Detection of short, subtle motif signals within DNA and amino acid sequences remains a difficult problem due to the fact that biological signals may not be highly conserved. Testing of motif detection approaches using benchmark standards is important. Our solution, rMotifGen, demonstrates that creation of random motif datasets under certain evolutionary constraints can be used to determine the limitations of motif detection algorithms. By providing both GUI and command line versions, rMotifGen should be flexible to suit any desired need, including the construction of large scale sets for simulations.

Availability and requirements

rMotifGen can be accessed at: http://bioinformatics.louisville.edu/brg/rMotifGen/. Two versions, one providing a graphical interactive environment, and the other serving as a more portable command line interface, are available. In addition, an html form-based interface into the command line version is available at the above website.

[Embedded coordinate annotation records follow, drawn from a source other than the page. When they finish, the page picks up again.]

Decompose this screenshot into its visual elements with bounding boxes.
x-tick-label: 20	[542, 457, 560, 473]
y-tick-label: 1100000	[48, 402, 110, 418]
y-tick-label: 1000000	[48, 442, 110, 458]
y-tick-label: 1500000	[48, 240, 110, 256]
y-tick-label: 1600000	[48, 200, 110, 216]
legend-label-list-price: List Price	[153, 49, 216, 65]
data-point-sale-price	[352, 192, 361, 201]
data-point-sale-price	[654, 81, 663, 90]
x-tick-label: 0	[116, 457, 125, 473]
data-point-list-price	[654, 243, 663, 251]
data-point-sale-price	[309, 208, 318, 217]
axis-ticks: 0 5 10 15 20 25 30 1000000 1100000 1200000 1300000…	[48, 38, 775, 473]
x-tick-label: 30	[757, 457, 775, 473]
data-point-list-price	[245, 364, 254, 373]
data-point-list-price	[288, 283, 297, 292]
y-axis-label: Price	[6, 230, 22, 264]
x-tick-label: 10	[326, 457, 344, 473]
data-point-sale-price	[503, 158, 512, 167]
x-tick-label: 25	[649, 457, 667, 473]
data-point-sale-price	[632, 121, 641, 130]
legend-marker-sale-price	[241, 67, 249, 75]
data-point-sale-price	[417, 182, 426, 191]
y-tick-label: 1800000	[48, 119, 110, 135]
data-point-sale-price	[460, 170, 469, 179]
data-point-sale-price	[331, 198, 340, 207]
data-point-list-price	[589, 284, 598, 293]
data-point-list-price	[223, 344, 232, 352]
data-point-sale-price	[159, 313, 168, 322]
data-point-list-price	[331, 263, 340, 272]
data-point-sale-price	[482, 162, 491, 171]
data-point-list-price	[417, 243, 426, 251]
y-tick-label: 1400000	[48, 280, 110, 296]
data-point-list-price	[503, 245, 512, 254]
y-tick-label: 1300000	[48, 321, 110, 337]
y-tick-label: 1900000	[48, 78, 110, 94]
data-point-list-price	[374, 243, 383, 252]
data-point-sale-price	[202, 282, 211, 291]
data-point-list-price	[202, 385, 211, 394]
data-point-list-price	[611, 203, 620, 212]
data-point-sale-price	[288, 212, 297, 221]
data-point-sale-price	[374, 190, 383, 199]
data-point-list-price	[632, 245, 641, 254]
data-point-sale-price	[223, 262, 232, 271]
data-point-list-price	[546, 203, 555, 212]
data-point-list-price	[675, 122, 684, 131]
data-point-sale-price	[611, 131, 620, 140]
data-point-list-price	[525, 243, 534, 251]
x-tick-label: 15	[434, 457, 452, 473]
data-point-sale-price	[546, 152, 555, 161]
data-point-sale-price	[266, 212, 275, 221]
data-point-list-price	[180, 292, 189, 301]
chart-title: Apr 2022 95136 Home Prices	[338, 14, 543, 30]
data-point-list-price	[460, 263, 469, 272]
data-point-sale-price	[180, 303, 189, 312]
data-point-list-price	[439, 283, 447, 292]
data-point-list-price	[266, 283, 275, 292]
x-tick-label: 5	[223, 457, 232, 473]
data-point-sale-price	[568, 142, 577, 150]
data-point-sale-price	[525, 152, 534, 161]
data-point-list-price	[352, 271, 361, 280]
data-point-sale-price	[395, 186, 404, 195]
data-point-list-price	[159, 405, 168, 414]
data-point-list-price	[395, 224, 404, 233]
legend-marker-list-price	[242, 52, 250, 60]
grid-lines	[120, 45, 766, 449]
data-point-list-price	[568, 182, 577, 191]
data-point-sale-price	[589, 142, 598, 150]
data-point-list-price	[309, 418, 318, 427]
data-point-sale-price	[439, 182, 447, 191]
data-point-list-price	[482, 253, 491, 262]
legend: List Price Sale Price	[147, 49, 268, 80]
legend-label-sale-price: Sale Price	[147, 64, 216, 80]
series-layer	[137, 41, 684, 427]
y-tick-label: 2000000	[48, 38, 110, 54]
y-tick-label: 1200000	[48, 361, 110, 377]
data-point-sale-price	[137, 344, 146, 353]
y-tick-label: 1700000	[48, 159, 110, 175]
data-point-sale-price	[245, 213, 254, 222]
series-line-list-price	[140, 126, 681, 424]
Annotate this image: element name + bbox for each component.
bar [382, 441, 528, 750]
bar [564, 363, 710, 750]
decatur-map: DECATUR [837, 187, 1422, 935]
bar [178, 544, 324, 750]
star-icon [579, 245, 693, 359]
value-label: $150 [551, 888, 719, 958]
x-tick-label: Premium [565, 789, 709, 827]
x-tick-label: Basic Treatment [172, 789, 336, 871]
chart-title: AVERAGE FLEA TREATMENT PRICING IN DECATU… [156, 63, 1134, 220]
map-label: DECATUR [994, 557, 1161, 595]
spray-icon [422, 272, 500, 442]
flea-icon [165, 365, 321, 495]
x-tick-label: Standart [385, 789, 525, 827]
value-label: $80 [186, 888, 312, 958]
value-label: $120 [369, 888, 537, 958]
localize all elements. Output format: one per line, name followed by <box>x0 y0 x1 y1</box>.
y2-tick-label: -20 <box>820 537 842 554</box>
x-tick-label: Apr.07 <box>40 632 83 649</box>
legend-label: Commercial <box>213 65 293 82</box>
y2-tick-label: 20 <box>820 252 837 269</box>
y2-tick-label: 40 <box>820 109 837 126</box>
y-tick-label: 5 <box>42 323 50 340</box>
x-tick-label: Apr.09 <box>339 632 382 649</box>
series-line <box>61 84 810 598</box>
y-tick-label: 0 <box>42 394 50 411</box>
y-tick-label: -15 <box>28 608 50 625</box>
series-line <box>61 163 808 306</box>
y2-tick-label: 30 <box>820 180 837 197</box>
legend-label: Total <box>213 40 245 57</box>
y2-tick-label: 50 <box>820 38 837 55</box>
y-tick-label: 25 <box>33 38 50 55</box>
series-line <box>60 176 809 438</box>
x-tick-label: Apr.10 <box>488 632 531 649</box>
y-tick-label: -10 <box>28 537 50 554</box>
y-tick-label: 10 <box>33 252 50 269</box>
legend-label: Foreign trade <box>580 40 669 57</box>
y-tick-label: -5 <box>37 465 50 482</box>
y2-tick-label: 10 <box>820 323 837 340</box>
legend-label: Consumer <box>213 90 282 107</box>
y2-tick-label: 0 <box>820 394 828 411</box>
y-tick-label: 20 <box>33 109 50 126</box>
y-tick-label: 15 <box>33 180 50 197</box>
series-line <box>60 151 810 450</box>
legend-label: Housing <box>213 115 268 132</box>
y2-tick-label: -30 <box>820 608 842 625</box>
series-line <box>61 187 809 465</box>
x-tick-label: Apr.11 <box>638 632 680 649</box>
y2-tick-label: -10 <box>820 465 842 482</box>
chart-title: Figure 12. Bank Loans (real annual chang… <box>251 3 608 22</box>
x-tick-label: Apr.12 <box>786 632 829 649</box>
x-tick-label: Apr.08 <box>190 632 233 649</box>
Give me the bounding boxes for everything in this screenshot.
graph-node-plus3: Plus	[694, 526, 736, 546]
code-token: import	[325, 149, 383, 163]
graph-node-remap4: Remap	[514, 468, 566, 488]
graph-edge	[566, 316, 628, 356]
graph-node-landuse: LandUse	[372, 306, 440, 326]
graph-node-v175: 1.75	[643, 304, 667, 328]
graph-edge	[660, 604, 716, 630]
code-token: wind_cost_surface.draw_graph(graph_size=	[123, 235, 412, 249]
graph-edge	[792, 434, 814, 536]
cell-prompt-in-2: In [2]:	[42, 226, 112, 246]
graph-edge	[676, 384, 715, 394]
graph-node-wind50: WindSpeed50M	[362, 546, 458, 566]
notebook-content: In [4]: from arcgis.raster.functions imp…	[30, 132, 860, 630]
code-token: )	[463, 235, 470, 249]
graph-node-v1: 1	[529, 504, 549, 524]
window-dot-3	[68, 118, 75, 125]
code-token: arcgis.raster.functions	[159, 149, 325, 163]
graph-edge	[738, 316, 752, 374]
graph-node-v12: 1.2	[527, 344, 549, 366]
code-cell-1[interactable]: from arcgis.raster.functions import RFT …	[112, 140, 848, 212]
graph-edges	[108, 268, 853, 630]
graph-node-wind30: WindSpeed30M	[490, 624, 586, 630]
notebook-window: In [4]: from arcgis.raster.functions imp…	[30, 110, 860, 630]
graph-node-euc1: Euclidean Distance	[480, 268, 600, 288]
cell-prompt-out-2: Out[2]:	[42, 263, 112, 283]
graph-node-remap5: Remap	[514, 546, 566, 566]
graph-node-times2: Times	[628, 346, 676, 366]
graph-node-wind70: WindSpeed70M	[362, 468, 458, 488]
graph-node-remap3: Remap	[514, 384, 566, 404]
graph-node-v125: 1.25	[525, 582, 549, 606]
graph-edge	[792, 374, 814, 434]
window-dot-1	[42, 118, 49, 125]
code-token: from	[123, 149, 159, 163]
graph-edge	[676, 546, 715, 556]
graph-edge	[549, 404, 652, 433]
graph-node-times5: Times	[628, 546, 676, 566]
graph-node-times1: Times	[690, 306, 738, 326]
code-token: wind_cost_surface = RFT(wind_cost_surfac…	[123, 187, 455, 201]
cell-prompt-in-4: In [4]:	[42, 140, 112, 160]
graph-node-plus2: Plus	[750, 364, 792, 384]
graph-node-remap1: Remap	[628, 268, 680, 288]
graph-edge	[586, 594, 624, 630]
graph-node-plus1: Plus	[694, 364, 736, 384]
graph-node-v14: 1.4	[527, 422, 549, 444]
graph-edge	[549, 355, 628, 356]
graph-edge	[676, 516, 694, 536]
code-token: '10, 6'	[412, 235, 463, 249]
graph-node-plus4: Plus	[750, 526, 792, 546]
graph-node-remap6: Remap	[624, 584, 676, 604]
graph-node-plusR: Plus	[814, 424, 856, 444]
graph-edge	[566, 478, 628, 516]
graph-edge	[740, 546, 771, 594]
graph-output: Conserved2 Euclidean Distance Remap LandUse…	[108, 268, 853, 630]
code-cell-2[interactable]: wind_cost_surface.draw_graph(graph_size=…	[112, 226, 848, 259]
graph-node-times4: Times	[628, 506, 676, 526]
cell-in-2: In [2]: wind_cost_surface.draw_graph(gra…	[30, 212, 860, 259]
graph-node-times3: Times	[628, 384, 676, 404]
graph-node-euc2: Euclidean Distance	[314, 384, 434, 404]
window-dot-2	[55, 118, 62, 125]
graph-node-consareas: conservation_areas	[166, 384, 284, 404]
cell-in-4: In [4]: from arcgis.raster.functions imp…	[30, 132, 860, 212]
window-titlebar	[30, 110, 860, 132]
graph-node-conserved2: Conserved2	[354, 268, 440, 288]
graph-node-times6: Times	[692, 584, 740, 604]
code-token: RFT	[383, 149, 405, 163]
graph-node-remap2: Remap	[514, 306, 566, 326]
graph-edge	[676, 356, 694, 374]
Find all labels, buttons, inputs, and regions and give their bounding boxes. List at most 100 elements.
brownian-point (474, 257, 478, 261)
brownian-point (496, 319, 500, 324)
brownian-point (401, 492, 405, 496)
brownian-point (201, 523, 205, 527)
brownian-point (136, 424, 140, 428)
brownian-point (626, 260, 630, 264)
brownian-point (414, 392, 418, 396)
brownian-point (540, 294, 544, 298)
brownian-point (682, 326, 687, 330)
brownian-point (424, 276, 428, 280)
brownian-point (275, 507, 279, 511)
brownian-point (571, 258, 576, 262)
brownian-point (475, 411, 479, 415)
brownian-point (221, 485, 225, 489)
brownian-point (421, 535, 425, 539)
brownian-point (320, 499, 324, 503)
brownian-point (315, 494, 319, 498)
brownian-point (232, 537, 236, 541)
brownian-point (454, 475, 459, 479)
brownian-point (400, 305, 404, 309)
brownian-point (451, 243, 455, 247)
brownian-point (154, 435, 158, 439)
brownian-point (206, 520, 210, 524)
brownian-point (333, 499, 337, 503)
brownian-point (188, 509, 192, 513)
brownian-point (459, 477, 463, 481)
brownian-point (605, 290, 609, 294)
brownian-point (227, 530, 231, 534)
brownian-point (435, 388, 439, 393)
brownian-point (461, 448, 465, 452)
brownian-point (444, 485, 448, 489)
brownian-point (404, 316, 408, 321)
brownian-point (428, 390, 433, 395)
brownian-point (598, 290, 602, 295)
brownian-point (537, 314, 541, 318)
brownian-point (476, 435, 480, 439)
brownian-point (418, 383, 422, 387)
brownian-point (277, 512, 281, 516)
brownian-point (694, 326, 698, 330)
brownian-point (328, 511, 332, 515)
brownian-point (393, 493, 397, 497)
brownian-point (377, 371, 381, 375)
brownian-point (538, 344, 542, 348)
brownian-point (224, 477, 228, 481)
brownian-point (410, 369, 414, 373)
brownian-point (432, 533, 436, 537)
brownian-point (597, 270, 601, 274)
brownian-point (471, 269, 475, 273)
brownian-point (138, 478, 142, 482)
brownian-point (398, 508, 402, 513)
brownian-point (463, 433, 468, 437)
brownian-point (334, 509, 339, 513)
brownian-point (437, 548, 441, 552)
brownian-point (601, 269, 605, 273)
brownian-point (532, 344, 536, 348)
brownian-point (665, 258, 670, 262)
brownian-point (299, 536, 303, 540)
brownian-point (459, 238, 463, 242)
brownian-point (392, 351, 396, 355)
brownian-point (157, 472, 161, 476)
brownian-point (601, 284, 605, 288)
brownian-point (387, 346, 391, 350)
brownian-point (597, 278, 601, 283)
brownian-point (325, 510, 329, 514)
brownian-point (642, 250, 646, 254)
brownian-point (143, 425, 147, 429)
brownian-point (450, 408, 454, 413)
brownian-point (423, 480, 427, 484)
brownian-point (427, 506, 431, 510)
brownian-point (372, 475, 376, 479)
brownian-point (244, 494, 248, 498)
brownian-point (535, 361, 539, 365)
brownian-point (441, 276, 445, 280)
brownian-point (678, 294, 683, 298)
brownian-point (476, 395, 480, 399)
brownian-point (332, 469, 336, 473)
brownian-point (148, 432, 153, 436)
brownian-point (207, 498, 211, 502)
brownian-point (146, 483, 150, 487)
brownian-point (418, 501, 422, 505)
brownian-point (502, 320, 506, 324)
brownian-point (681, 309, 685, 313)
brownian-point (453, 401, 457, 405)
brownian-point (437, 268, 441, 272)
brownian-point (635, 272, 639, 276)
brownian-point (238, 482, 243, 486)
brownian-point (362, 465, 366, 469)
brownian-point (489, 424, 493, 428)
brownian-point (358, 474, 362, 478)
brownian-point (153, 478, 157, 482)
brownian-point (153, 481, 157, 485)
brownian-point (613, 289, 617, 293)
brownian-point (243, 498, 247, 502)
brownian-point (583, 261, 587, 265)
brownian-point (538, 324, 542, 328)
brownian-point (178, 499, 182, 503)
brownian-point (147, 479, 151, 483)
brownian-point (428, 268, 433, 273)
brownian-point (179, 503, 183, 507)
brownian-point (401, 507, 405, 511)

The interactive version was developed using C# within VisualStudio® 2005 on a Windows® XP system. The GUI executable is freely available to all users. Microsoft's® .NET Framework Version 2.0 Redistribution Package (×86) is required, and can be freely downloaded from http://www.microsoft.com. It has been tested on a Windows® XP Professional system, but should also run on any Windows® system using Windows® 98 or later.

Distribution of the command line interface is accomplished under the GNU public license for all users. It was developed using ANSI C++, and should be portable to any system with an ANSI C++ compiler, such as gnu's g++. It has been fully tested using g++ 4.0.2 on a system using SUSE® Linux 10.0.